I also decided to slightly modify syntax of asm-code.

Changed flow control syntax.

Now, instead of smalltalk-like flow control, which implies to use blocks, you have labels and jumps.

So, instead of writing something like:

ifZero: [ ... ]

you placing a label in code:

self label: #somelabel.

then from at other point in code you placing jumps on it:

self jump: #somelabel.


self jumpCarry: #somelabel.

Labels and jumps must be the outermost messages (can't be passed as arguments to other messages).
Writing something like:

a := b + (self label: #somelabel).

is not an error in smalltalk, but error in assembler.

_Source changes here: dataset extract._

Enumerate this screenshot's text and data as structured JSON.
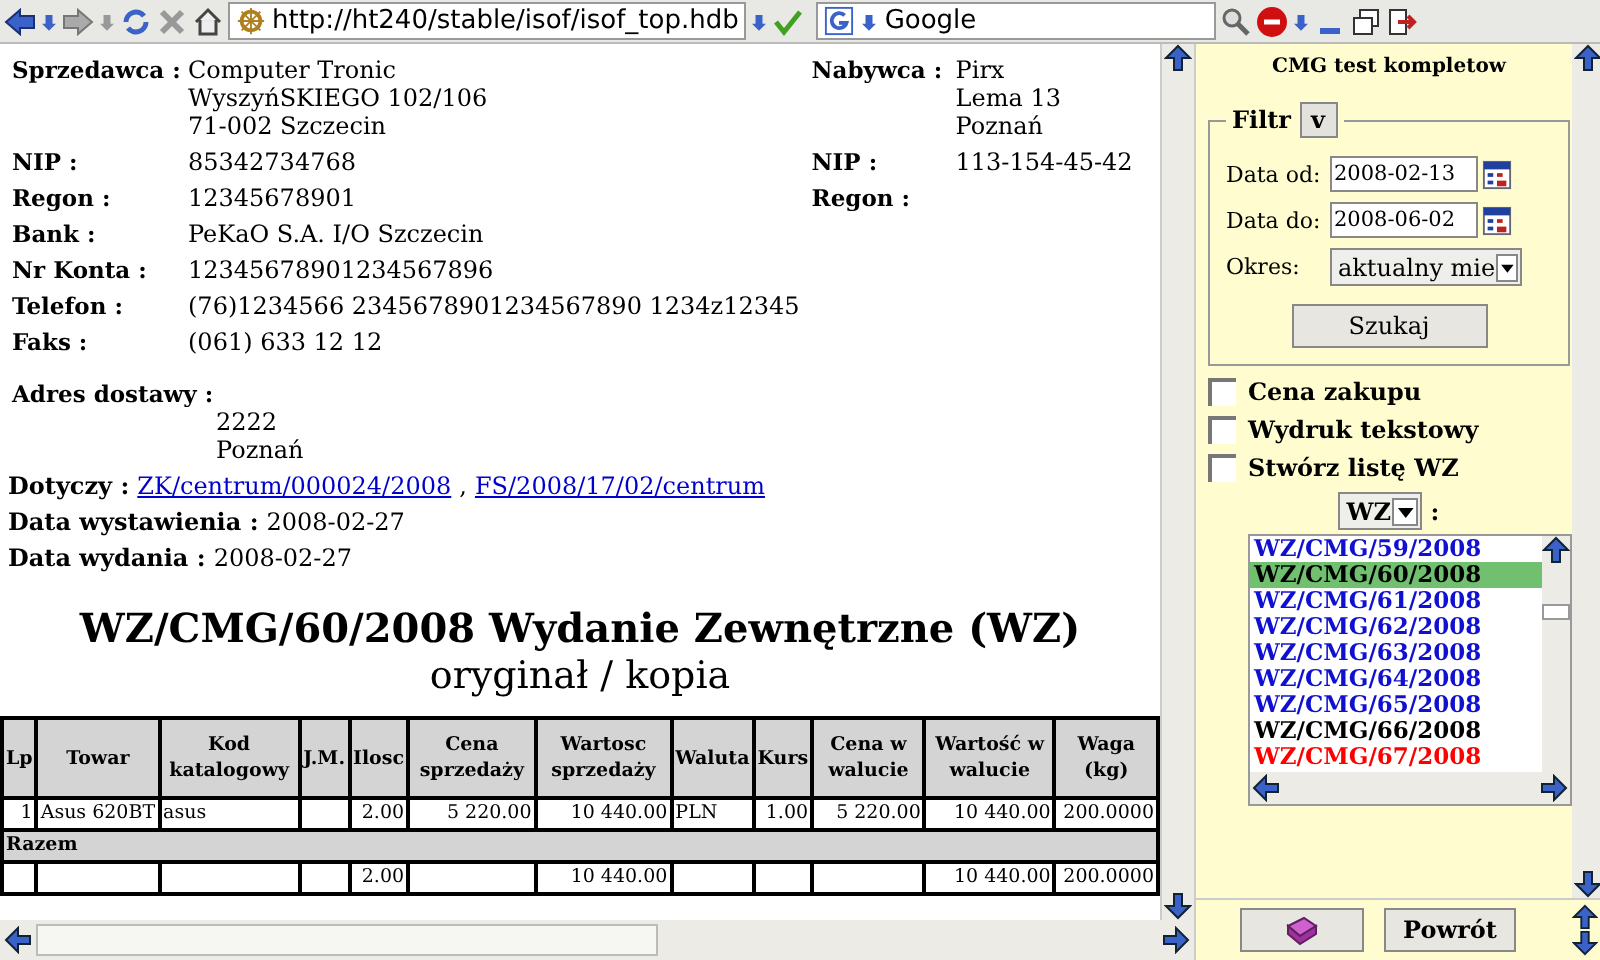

Later i'll add support for calls on label
( self call: #somelabel )
so, you can write methods like:

self call: #somelabel
self return: result.
self label: #somelabel
result := 1.
self ret.

loading address of label in register ( a := #somelabel),
and indirect jumps/calls: self call: a

global labels:


self globalLabel: #globalOne
self ret.

^ self call: #globalOne

jump tables :

self jumpTable: #table1 with: #(


addr := (#table1 + index) loadDword.
self jump: addr.

or maybe like this:
self jump: (#table1 at: index)

global data storage :

self dataDWord: #mydwords size: 10.

a:= (#mydwords + 5) loadDWord.

accessing VM values:

a:= self VMAddr: #someName

or just:

a := #someName


self call: #someVmFunction

i didn't decided yet, mix VM global names with own global labels/data or not.
Maybe someone have some better ideas?